The rapid regrowth of the tumor following a long-term stable status may have been due to the reduction of ER and PR expression via histological evolution to sarcomatous overgrowth. In previous reports of adenosarcoma, successful treatment with MPA was demonstrated only for ER- and PR-positive tumors (Hines et al. 2002; Lee et al. 2010). Therefore, substantial levels of ER and PR expression may be necessary to induce the therapeutic effect of DNG, as well as MPA.
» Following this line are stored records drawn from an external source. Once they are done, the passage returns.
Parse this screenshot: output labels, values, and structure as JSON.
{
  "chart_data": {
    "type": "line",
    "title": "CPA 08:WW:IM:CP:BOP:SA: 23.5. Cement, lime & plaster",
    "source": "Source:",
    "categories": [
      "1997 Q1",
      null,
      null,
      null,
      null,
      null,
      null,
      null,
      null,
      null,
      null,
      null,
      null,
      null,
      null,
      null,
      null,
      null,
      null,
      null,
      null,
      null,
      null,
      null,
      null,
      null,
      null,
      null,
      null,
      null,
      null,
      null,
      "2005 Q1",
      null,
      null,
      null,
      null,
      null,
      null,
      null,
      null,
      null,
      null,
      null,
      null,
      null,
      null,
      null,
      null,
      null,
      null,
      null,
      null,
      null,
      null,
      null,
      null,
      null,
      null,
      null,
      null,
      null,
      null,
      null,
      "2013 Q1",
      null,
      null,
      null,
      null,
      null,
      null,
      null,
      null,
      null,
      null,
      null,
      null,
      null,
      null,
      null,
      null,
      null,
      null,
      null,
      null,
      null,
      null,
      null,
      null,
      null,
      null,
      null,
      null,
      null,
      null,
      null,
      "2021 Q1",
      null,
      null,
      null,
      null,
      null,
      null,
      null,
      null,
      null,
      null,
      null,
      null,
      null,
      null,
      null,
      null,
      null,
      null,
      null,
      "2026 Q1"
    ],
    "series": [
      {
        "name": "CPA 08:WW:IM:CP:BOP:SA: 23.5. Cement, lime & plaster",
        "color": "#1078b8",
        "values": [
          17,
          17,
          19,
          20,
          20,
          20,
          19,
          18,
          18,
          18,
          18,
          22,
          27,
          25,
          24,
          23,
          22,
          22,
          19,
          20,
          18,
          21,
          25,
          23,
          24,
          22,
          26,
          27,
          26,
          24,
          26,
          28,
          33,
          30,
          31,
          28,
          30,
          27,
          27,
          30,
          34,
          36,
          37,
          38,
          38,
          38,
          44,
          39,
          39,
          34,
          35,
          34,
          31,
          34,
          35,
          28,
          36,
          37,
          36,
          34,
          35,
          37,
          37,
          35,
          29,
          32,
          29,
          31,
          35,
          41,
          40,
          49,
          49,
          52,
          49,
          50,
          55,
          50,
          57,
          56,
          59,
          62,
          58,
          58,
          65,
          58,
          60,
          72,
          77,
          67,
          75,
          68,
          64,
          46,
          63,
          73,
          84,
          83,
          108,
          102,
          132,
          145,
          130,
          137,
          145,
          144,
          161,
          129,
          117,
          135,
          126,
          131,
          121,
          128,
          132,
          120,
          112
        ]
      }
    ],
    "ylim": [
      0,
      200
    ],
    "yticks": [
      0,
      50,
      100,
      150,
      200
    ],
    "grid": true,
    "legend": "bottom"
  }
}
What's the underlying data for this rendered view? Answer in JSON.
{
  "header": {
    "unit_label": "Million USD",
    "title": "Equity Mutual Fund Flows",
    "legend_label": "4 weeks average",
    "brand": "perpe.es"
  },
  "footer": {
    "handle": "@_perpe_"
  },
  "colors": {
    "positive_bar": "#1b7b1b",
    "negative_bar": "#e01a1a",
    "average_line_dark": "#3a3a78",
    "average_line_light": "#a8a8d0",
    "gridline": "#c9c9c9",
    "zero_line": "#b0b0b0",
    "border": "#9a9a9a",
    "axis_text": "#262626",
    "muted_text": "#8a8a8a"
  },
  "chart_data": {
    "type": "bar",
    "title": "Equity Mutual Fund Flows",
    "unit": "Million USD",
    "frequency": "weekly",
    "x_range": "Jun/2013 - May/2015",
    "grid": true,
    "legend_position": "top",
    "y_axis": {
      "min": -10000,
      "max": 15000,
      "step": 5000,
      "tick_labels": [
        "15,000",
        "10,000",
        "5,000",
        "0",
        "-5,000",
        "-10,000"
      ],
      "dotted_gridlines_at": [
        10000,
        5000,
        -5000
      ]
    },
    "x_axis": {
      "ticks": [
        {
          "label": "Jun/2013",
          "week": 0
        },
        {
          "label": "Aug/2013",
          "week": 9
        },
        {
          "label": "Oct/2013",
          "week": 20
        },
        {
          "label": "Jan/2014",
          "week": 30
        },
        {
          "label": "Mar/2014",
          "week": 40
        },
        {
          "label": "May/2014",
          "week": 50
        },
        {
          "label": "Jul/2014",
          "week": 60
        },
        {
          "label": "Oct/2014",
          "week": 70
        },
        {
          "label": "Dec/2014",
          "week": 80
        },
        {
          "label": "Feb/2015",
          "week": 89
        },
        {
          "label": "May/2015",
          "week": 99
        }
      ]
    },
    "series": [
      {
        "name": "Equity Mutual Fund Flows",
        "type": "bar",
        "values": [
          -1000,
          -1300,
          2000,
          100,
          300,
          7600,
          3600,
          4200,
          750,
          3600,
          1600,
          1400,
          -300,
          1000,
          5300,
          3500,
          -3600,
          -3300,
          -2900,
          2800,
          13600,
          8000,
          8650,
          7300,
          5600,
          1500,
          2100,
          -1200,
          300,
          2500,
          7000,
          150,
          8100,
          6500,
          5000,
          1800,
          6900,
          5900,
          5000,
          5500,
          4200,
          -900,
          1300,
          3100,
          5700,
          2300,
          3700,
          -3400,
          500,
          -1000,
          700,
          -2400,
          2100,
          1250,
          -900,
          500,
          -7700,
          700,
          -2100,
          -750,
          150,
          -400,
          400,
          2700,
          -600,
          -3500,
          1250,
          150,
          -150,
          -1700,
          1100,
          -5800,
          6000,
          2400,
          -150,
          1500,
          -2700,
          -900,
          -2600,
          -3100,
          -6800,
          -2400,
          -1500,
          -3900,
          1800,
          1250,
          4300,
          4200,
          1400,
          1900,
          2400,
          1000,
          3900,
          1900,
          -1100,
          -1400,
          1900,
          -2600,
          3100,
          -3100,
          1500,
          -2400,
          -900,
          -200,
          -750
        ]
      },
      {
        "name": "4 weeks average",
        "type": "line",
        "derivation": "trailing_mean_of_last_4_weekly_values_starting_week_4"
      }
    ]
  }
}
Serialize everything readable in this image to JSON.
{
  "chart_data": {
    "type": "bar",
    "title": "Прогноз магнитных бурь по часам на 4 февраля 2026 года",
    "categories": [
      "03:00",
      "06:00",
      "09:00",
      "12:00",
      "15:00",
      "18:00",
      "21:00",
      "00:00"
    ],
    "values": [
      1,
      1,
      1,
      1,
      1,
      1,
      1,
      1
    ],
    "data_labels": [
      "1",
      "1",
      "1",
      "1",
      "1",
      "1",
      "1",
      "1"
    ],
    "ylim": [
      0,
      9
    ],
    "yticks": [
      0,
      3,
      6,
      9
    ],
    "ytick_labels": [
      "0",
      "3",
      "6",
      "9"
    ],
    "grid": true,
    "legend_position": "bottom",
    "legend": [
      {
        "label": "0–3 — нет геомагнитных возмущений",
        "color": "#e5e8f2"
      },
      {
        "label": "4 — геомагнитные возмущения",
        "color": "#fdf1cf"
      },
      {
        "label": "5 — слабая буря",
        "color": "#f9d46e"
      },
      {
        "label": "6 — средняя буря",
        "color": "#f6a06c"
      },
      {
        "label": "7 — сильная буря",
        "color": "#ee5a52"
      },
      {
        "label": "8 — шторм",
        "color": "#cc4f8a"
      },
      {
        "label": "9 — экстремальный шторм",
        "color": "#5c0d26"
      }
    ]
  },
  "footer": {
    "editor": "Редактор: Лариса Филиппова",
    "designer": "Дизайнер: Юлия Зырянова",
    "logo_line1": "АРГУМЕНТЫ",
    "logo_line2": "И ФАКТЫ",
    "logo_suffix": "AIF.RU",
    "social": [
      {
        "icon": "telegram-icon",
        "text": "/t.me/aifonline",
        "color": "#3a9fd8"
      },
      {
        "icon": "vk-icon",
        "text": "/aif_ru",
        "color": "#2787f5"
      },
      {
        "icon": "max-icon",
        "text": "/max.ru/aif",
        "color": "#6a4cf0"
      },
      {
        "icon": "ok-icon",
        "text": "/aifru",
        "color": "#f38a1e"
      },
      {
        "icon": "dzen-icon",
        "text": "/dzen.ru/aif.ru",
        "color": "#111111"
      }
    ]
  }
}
In conclusion, we experienced a case of advanced adenosarcoma that was treated with DNG. To the best of our knowledge, this is the first case report describing a therapeutic effect of DNG on a gynecologic malignancy. In this case, no adverse effects, including thromboembolism, were observed. DNG may be useful in the treatment of gynecologic malignancies, such as adenosarcoma, low-grade endometrial stromal sarcoma and grade 1 endometrial carcinoma, even for women who are at risk of thromboembolism.

Consent

Oral informed consent was obtained from the patient for the publication of this report and any accompanying images before her death. Written informed consent was obtained from the family of the patient for the publication of this report and any accompanying images.